Daí decorre a necessidade de governança de IA: políticas claras dentro de empresas e escritórios de advocacia sobre quando e como utilizar IA, comitês multidisciplinares, rastreabilidade e protocolos de resposta. Não se trata apenas de tecnologia, mas de cultura organizacional. O risco real não está no uso da IA, mas no uso sem estrutura, sem supervisão humana, sem uma política e sem salvaguardas.
O impacto econômico é imediato. A IA reduz custos transacionais, acelera processos decisórios e transforma departamentos jurídicos em centros de inteligência de negócios. A lógica é schumpeteriana: eficiência, competição e reconfiguração do mercado jurídico. A ameaça real não é a IA substituir profissionais, mas profissionais que não se adaptarem.

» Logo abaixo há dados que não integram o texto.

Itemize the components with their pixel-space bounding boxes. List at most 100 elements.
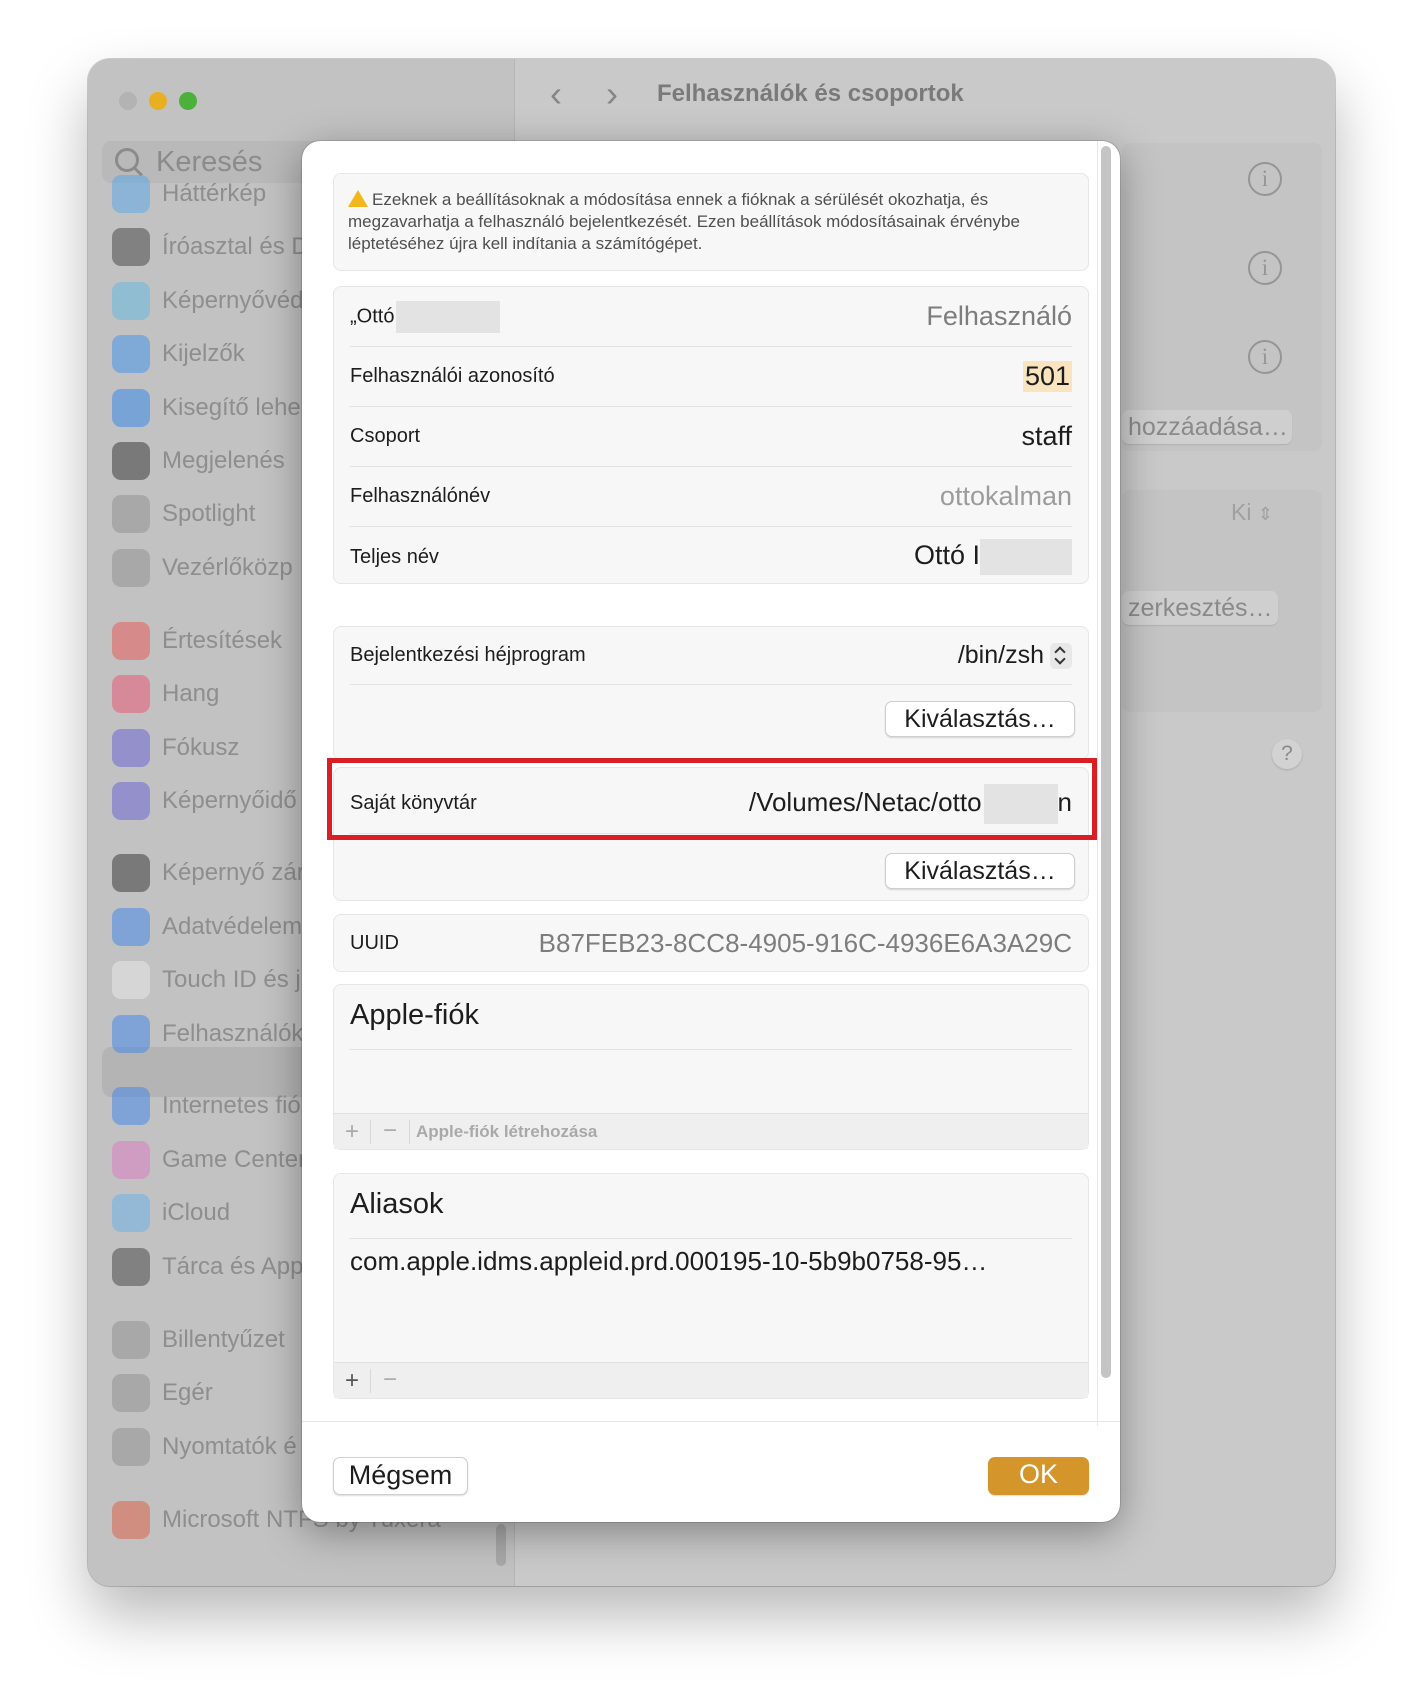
keyboard-icon bbox=[112, 1321, 150, 1359]
username-label: Felhasználónév bbox=[350, 485, 491, 507]
divider bbox=[350, 1238, 1072, 1239]
sidebar-item-label: Billentyűzet bbox=[162, 1326, 285, 1353]
sidebar-item[interactable]: Vezérlőközp bbox=[112, 548, 293, 588]
users-icon bbox=[112, 1015, 150, 1053]
sidebar-item-label: Íróasztal és D bbox=[162, 233, 309, 260]
uuid-group: UUID B87FEB23-8CC8-4905-916C-4936E6A3A29… bbox=[333, 914, 1089, 972]
sidebar-item-label: Képernyőidő bbox=[162, 787, 297, 814]
add-user-button[interactable]: hozzáadása… bbox=[1122, 410, 1292, 444]
fingerprint-icon bbox=[112, 961, 150, 999]
shell-choose-button[interactable]: Kiválasztás… bbox=[885, 701, 1075, 737]
sidebar-item[interactable]: Megjelenés bbox=[112, 441, 285, 481]
sidebar-item-label: Értesítések bbox=[162, 627, 283, 654]
sidebar-item[interactable]: Internetes fió bbox=[112, 1086, 301, 1126]
cancel-button[interactable]: Mégsem bbox=[333, 1457, 468, 1495]
sidebar-item[interactable]: Háttérkép bbox=[112, 174, 266, 214]
shell-row: Bejelentkezési héjprogram /bin/zsh bbox=[350, 627, 1072, 685]
sidebar-item[interactable]: Adatvédelem bbox=[112, 907, 302, 947]
sidebar-item[interactable]: Kijelzők bbox=[112, 334, 245, 374]
magnifier-icon bbox=[112, 495, 150, 533]
printer-icon bbox=[112, 1428, 150, 1466]
sidebar-item-label: Fókusz bbox=[162, 734, 240, 761]
sidebar-item[interactable]: Hang bbox=[112, 674, 219, 714]
sidebar-item-label: Kijelzők bbox=[162, 340, 245, 367]
sidebar-item-label: Háttérkép bbox=[162, 180, 267, 207]
sheet-scrollbar[interactable] bbox=[1101, 146, 1111, 1378]
help-button[interactable]: ? bbox=[1272, 739, 1302, 769]
highlight-annotation-box bbox=[327, 758, 1097, 840]
create-apple-account-button[interactable]: Apple-fiók létrehozása bbox=[410, 1122, 597, 1142]
login-shell-group: Bejelentkezési héjprogram /bin/zsh Kivál… bbox=[333, 626, 1089, 760]
alias-list-item[interactable]: com.apple.idms.appleid.prd.000195-10-5b9… bbox=[350, 1246, 987, 1277]
sidebar-item-label: Adatvédelem bbox=[162, 913, 303, 940]
warning-icon bbox=[348, 190, 368, 207]
sidebar-item[interactable]: Képernyővéd bbox=[112, 281, 303, 321]
sidebar-item[interactable]: Értesítések bbox=[112, 621, 282, 661]
info-icon[interactable]: i bbox=[1248, 251, 1282, 285]
moon-icon bbox=[112, 729, 150, 767]
info-icon[interactable]: i bbox=[1248, 162, 1282, 196]
close-button[interactable] bbox=[119, 92, 137, 110]
sheet-scroll-track bbox=[1097, 141, 1098, 1426]
window-title: Felhasználók és csoportok bbox=[657, 80, 964, 107]
ok-button[interactable]: OK bbox=[988, 1457, 1089, 1495]
add-alias-button[interactable]: + bbox=[334, 1368, 371, 1393]
uid-field[interactable]: 501 bbox=[1022, 361, 1072, 392]
info-icon[interactable]: i bbox=[1248, 340, 1282, 374]
apple-account-group: Apple-fiók + − Apple-fiók létrehozása bbox=[333, 984, 1089, 1150]
sidebar-item[interactable]: Kisegítő lehe bbox=[112, 388, 301, 428]
uuid-field[interactable]: B87FEB23-8CC8-4905-916C-4936E6A3A29C bbox=[539, 928, 1072, 959]
uid-label: Felhasználói azonosító bbox=[350, 365, 555, 387]
sidebar-item[interactable]: iCloud bbox=[112, 1193, 230, 1233]
sidebar-item-label: Kisegítő lehe bbox=[162, 394, 301, 421]
desktop-icon bbox=[112, 228, 150, 266]
minimize-button[interactable] bbox=[149, 92, 167, 110]
lock-icon bbox=[112, 854, 150, 892]
sidebar-item-label: Tárca és App bbox=[162, 1253, 304, 1280]
remove-alias-button[interactable]: − bbox=[371, 1367, 409, 1393]
add-account-button[interactable]: + bbox=[334, 1119, 371, 1144]
sidebar-item[interactable]: Képernyőidő bbox=[112, 781, 297, 821]
sidebar-item[interactable]: Billentyűzet bbox=[112, 1320, 285, 1360]
user-role: Felhasználó bbox=[926, 301, 1072, 331]
edit-button[interactable]: zerkesztés… bbox=[1122, 591, 1278, 625]
advanced-options-sheet: Ezeknek a beállításoknak a módosítása en… bbox=[302, 141, 1120, 1522]
sidebar-item[interactable]: Game Center bbox=[112, 1140, 306, 1180]
back-arrow-icon[interactable]: ‹ bbox=[550, 73, 562, 115]
sidebar-item[interactable]: Íróasztal és D bbox=[112, 227, 309, 267]
divider bbox=[350, 1049, 1072, 1050]
chevron-updown-icon: ⇕ bbox=[1257, 504, 1273, 524]
popup-value: Ki bbox=[1231, 499, 1252, 525]
gamecenter-icon bbox=[112, 1141, 150, 1179]
home-choose-button[interactable]: Kiválasztás… bbox=[885, 853, 1075, 889]
sidebar-item[interactable]: Fókusz bbox=[112, 728, 239, 768]
zoom-button[interactable] bbox=[179, 92, 197, 110]
apple-account-toolbar: + − Apple-fiók létrehozása bbox=[334, 1113, 1088, 1149]
sidebar-item[interactable]: Nyomtatók é bbox=[112, 1427, 297, 1467]
uuid-label: UUID bbox=[350, 931, 399, 954]
users-list-panel bbox=[1122, 143, 1322, 451]
sidebar-item-label: Hang bbox=[162, 680, 220, 707]
sidebar-item[interactable]: Egér bbox=[112, 1373, 213, 1413]
sidebar-item-label: iCloud bbox=[162, 1199, 231, 1226]
fullname-field[interactable]: Ottó I bbox=[914, 539, 1072, 575]
shell-popup[interactable]: /bin/zsh bbox=[958, 641, 1072, 670]
auto-login-popup[interactable]: Ki ⇕ bbox=[1231, 499, 1273, 526]
sidebar-item[interactable]: Képernyő zár bbox=[112, 853, 305, 893]
username-row: Felhasználónév ottokalman bbox=[350, 467, 1072, 527]
warning-panel: Ezeknek a beállításoknak a módosítása en… bbox=[333, 173, 1089, 271]
sidebar-item-label: Game Center bbox=[162, 1146, 307, 1173]
sidebar-item[interactable]: Spotlight bbox=[112, 494, 255, 534]
sidebar-item[interactable]: Tárca és App bbox=[112, 1247, 303, 1287]
aliases-title: Aliasok bbox=[350, 1188, 444, 1220]
sidebar-item[interactable]: Touch ID és j bbox=[112, 960, 301, 1000]
group-field[interactable]: staff bbox=[1021, 421, 1072, 452]
apple-account-title: Apple-fiók bbox=[350, 999, 479, 1031]
forward-arrow-icon[interactable]: › bbox=[606, 73, 618, 115]
footer-divider bbox=[302, 1421, 1120, 1422]
remove-account-button[interactable]: − bbox=[371, 1118, 410, 1144]
user-header-row: „Ottó Felhasználó bbox=[350, 287, 1072, 347]
sidebar-scrollbar[interactable] bbox=[496, 1524, 506, 1566]
sidebar-item[interactable]: Felhasználók bbox=[112, 1014, 303, 1054]
fullname-row: Teljes név Ottó I bbox=[350, 527, 1072, 587]
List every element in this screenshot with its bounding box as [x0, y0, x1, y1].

Uma conclusão se impõe: a inteligência artificial não substitui o julgamento jurídico. A própria etimologia da palavra “julgamento” (do latim “iudicium”) remete ao campo da razão prática, no qual o processo decisório depende do equilíbrio entre razão e emoção humanas para alcançar um resultado institucionalmente legítimo. Um algoritmo pode calcular probabilidades de palavras, mas não emula prudência, experiência humana, senso de justiça e responsabilidade institucional.
E não devemos nos assustar com essa transformação
Outras áreas já viveram transições semelhantes com tecnologia: a medicina incorporou diagnósticos assistidos por software, a odontologia integra scanners e planejamento digital, e a aviação opera com automação avançada. Nenhuma dessas profissões desapareceu, elas se transformaram.
O Direito seguirá o mesmo caminho: continuará essencial, mas praticado de forma diferente. E prosperarão os profissionais capazes de liderar pessoas, dados e tecnologia, atuando, de fato, como maestros de uma orquestra de IA. Mas o perfil do advogado se transformará. Faculdades de Direito devem estar atentas a isso, assim como empresas e escritórios.